Lego bets for the future

Toy companies have had a tough year, with the epidemic being the latest challenge for an industry that has in recent years faced the threat of tariffs and bankruptcies of key retailers. Lego estimates that the global toy market contracted by three percent. Last month, Mattel reported flat annual net sales, while Hasbro's net revenue rose merely three percent.

Christiansen said despite a slow environment for the market, it would continue investing "in the longer term" and new technology-enabled products.

"We are a family-owned company, we are here for the long run. We are not steering the company for one or two quarters. We are here to make the investments and build a sustainable company that will grow also in the long run," he said.

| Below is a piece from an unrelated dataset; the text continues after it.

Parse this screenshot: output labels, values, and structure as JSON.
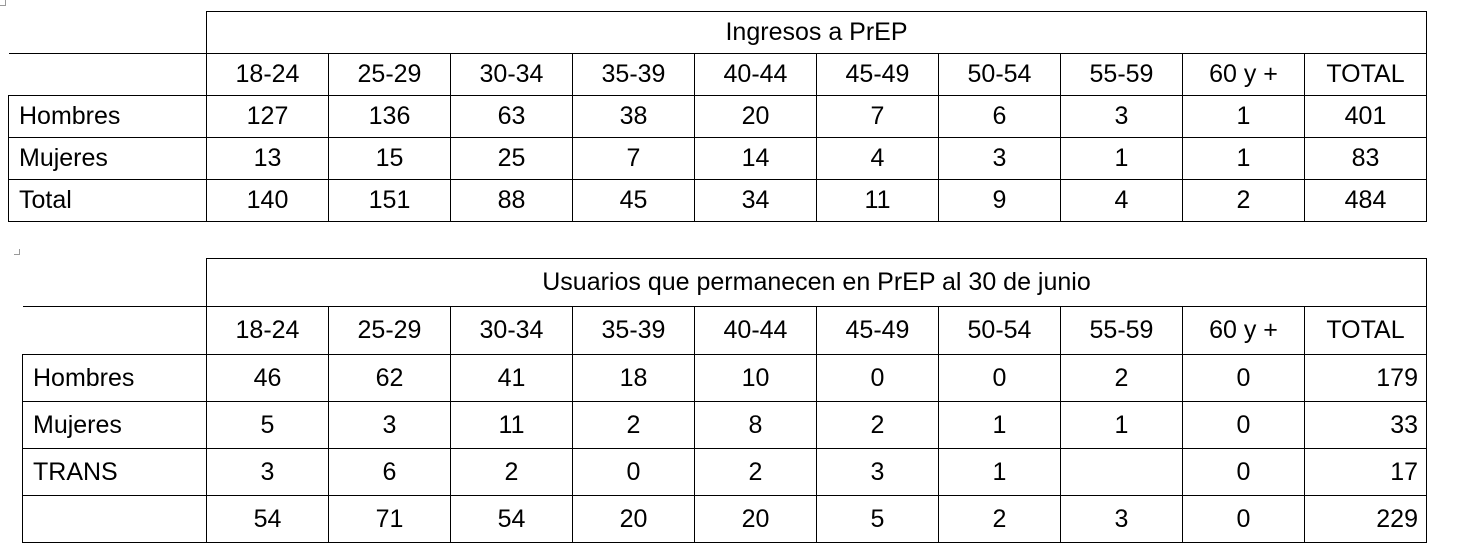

On whether online sales will help offset any offline drop, Christiansen stressed that while the company is investing in e-commerce, it's brick-and-mortar (store) is still key to the company's strategy.

"We invest heavily in some of the shifts that happen in retail, behind e-commerce, but also creating branded stores with the right experience. The stores play a vital role in actually building the brand. We typically see when we open a store in an area, then also online sales will go up, they have to be there in parallel," he said.

Lego has reportedly further developed its e-commerce presence on partner platforms, including a renewed partnership with China's tech giant Tencent as part of plans to engage consumers and shoppers.

Christiansen said Lego, which is based in Billund, western Denmark,  is now expanding to the Middle East, Dubai, also in India.